The planning has just entered the parish core team phase. About 2,000 parishioners and pastors took part in 11 regional meetings around the archdiocese Sept. 24-25.
If the meeting I attended was an indication of how things will progress from here, the archdiocese is in good hands. Parishioners and their pastors seemed to take the meeting seriously, listening well to the evening’s presenters, asking good questions and working well in their small groups.
“That’s pretty remarkable,” said John Reid of the number of parishioners on the parish core teams, who are now charged with bringing the planning process back to the rest of the parish.
Reid added, “It’s not the Cardinal out there by himself, or Father (John) O’Hara,” the archdiocese’s director of strategic pastoral planning.
At the meeting of the parish core teams of the East Manhattan Vicariate, which took place Sept. 25 at Cathedral High School, Reid said the job of the team members is not to do all the work but to make sure all the work gets done. That means bringing information back to their fellow parishioners, answering questions and working together to figure out the best answers.
The core members have a lot of homework to do between now and the beginning of December when they will come back to meet with other neighboring parishes in their newly formed cluster group. But that’s getting a little ahead of the story.
Father O’Hara, quoting the words of Cardinal Dolan, did a real nice job summing up what Making All Things New seeks to accomplish, as well as the spirit behind the work. “As His Eminence likes to say, ‘This is not about maintenance, it’s about mission.’”
“We want to discover what it means to be Catholic in the 21st century,” said Father O’Hara, who explained that the hoped-for outcome would be parishes that are “more welcoming, vibrant and alive.”
John Reid, who now lives in Seattle, is a principal of The Reid Group, which is serving as a consultant to the archdiocese on Making All Things New.

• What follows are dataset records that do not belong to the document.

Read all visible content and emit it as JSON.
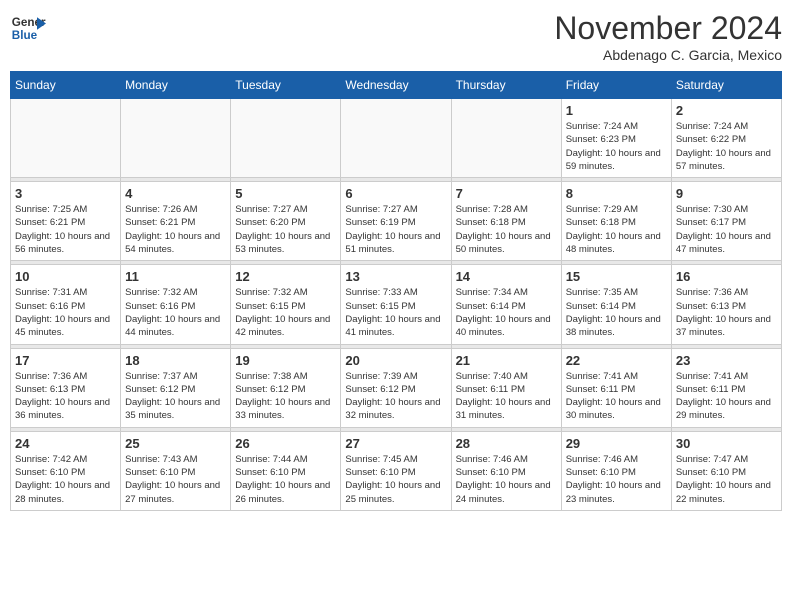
{
  "header": {
    "logo_line1": "General",
    "logo_line2": "Blue",
    "month": "November 2024",
    "location": "Abdenago C. Garcia, Mexico"
  },
  "days_of_week": [
    "Sunday",
    "Monday",
    "Tuesday",
    "Wednesday",
    "Thursday",
    "Friday",
    "Saturday"
  ],
  "weeks": [
    [
      {
        "day": "",
        "info": ""
      },
      {
        "day": "",
        "info": ""
      },
      {
        "day": "",
        "info": ""
      },
      {
        "day": "",
        "info": ""
      },
      {
        "day": "",
        "info": ""
      },
      {
        "day": "1",
        "info": "Sunrise: 7:24 AM\nSunset: 6:23 PM\nDaylight: 10 hours\nand 59 minutes."
      },
      {
        "day": "2",
        "info": "Sunrise: 7:24 AM\nSunset: 6:22 PM\nDaylight: 10 hours\nand 57 minutes."
      }
    ],
    [
      {
        "day": "3",
        "info": "Sunrise: 7:25 AM\nSunset: 6:21 PM\nDaylight: 10 hours\nand 56 minutes."
      },
      {
        "day": "4",
        "info": "Sunrise: 7:26 AM\nSunset: 6:21 PM\nDaylight: 10 hours\nand 54 minutes."
      },
      {
        "day": "5",
        "info": "Sunrise: 7:27 AM\nSunset: 6:20 PM\nDaylight: 10 hours\nand 53 minutes."
      },
      {
        "day": "6",
        "info": "Sunrise: 7:27 AM\nSunset: 6:19 PM\nDaylight: 10 hours\nand 51 minutes."
      },
      {
        "day": "7",
        "info": "Sunrise: 7:28 AM\nSunset: 6:18 PM\nDaylight: 10 hours\nand 50 minutes."
      },
      {
        "day": "8",
        "info": "Sunrise: 7:29 AM\nSunset: 6:18 PM\nDaylight: 10 hours\nand 48 minutes."
      },
      {
        "day": "9",
        "info": "Sunrise: 7:30 AM\nSunset: 6:17 PM\nDaylight: 10 hours\nand 47 minutes."
      }
    ],
    [
      {
        "day": "10",
        "info": "Sunrise: 7:31 AM\nSunset: 6:16 PM\nDaylight: 10 hours\nand 45 minutes."
      },
      {
        "day": "11",
        "info": "Sunrise: 7:32 AM\nSunset: 6:16 PM\nDaylight: 10 hours\nand 44 minutes."
      },
      {
        "day": "12",
        "info": "Sunrise: 7:32 AM\nSunset: 6:15 PM\nDaylight: 10 hours\nand 42 minutes."
      },
      {
        "day": "13",
        "info": "Sunrise: 7:33 AM\nSunset: 6:15 PM\nDaylight: 10 hours\nand 41 minutes."
      },
      {
        "day": "14",
        "info": "Sunrise: 7:34 AM\nSunset: 6:14 PM\nDaylight: 10 hours\nand 40 minutes."
      },
      {
        "day": "15",
        "info": "Sunrise: 7:35 AM\nSunset: 6:14 PM\nDaylight: 10 hours\nand 38 minutes."
      },
      {
        "day": "16",
        "info": "Sunrise: 7:36 AM\nSunset: 6:13 PM\nDaylight: 10 hours\nand 37 minutes."
      }
    ],
    [
      {
        "day": "17",
        "info": "Sunrise: 7:36 AM\nSunset: 6:13 PM\nDaylight: 10 hours\nand 36 minutes."
      },
      {
        "day": "18",
        "info": "Sunrise: 7:37 AM\nSunset: 6:12 PM\nDaylight: 10 hours\nand 35 minutes."
      },
      {
        "day": "19",
        "info": "Sunrise: 7:38 AM\nSunset: 6:12 PM\nDaylight: 10 hours\nand 33 minutes."
      },
      {
        "day": "20",
        "info": "Sunrise: 7:39 AM\nSunset: 6:12 PM\nDaylight: 10 hours\nand 32 minutes."
      },
      {
        "day": "21",
        "info": "Sunrise: 7:40 AM\nSunset: 6:11 PM\nDaylight: 10 hours\nand 31 minutes."
      },
      {
        "day": "22",
        "info": "Sunrise: 7:41 AM\nSunset: 6:11 PM\nDaylight: 10 hours\nand 30 minutes."
      },
      {
        "day": "23",
        "info": "Sunrise: 7:41 AM\nSunset: 6:11 PM\nDaylight: 10 hours\nand 29 minutes."
      }
    ],
    [
      {
        "day": "24",
        "info": "Sunrise: 7:42 AM\nSunset: 6:10 PM\nDaylight: 10 hours\nand 28 minutes."
      },
      {
        "day": "25",
        "info": "Sunrise: 7:43 AM\nSunset: 6:10 PM\nDaylight: 10 hours\nand 27 minutes."
      },
      {
        "day": "26",
        "info": "Sunrise: 7:44 AM\nSunset: 6:10 PM\nDaylight: 10 hours\nand 26 minutes."
      },
      {
        "day": "27",
        "info": "Sunrise: 7:45 AM\nSunset: 6:10 PM\nDaylight: 10 hours\nand 25 minutes."
      },
      {
        "day": "28",
        "info": "Sunrise: 7:46 AM\nSunset: 6:10 PM\nDaylight: 10 hours\nand 24 minutes."
      },
      {
        "day": "29",
        "info": "Sunrise: 7:46 AM\nSunset: 6:10 PM\nDaylight: 10 hours\nand 23 minutes."
      },
      {
        "day": "30",
        "info": "Sunrise: 7:47 AM\nSunset: 6:10 PM\nDaylight: 10 hours\nand 22 minutes."
      }
    ]
  ]
}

He’s no stranger to New York, having grown up in St. Anthony’s parish, Silver Lake, and graduating from Archbishop Stepinac High School, White Plains. He was married in Most Holy Trinity Church, Mamaroneck.

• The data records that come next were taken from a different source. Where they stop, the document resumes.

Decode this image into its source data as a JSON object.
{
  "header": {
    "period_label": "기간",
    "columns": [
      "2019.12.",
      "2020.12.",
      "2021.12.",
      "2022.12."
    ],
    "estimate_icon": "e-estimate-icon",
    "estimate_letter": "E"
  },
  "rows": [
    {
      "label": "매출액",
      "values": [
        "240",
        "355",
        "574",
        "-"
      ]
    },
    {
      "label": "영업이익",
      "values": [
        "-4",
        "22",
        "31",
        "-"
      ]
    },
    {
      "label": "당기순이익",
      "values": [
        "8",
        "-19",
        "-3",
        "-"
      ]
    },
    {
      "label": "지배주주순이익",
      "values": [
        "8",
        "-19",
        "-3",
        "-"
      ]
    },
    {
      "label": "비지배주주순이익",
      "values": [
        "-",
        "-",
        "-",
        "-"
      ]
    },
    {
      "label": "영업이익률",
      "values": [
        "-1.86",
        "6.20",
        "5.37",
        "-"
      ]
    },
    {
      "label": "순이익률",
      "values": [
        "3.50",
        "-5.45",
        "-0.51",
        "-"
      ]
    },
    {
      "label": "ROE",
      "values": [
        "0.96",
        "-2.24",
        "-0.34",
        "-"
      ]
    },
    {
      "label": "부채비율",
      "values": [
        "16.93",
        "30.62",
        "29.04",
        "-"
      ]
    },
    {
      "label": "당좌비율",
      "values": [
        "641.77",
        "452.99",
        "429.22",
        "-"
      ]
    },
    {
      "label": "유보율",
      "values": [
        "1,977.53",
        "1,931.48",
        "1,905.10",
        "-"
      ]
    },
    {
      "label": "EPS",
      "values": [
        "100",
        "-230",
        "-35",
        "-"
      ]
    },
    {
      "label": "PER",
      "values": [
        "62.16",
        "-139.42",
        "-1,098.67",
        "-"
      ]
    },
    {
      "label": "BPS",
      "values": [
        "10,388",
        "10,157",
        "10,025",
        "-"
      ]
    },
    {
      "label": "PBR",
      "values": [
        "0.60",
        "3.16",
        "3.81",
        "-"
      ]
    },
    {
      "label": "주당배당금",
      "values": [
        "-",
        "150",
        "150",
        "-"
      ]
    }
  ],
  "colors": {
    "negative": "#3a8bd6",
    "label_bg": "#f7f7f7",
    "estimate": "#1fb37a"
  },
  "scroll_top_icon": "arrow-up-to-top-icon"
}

The Reid Group itself has done similar consultations for a number of dioceses over the past 17 years, including the Archdiocese of Newark and the Diocese of Scranton, Pa., and currently, the Archdiocese of Indianapolis.
Reid and his partner for the night, Karen Castellon, did a good job presenting the nuts and bolts of Making All Things New. They offered meeting-goers a tour through a color-coded guidebook that explained the initiative’s goals, the steps of the parish restructuring process as well as the criteria and timeline being used and different parish models. They listened to a host of questions, including the million-dollar one: Is the list of parishes that will ultimately close already determined?
Reid’s answer was an unqualified “no.”
I checked in a couple of days later with Msgr. Leslie Ivers, pastor of Epiphany parish in Manhattan, to see what he thought about the meeting. He surprised me by reeling off a list of initiatives that his parish core team was already planning. They are talking about holding a town hall-style meeting, or maybe two, in the parish. A computerized survey that will be linked to the parish website is another likely initiative. An email address has already been established to field suggestions, ideas and complaints about Making All Things New. This was all accomplished within a few days of the core team meeting.
“There is excitement in the parish about this,” Msgr. Ivers said.
There’s a lot of work to be done throughout the archdiocese. The core team meetings offered a good starting point for the real action about to begin. Where answers to questions were available, they were forthcoming. When they weren’t, a promise was offered to find out the answer.
If parishes are truly working together to determine the best course for parish ministry and service in the archdiocese, then that seems like something in which everyone should be invested.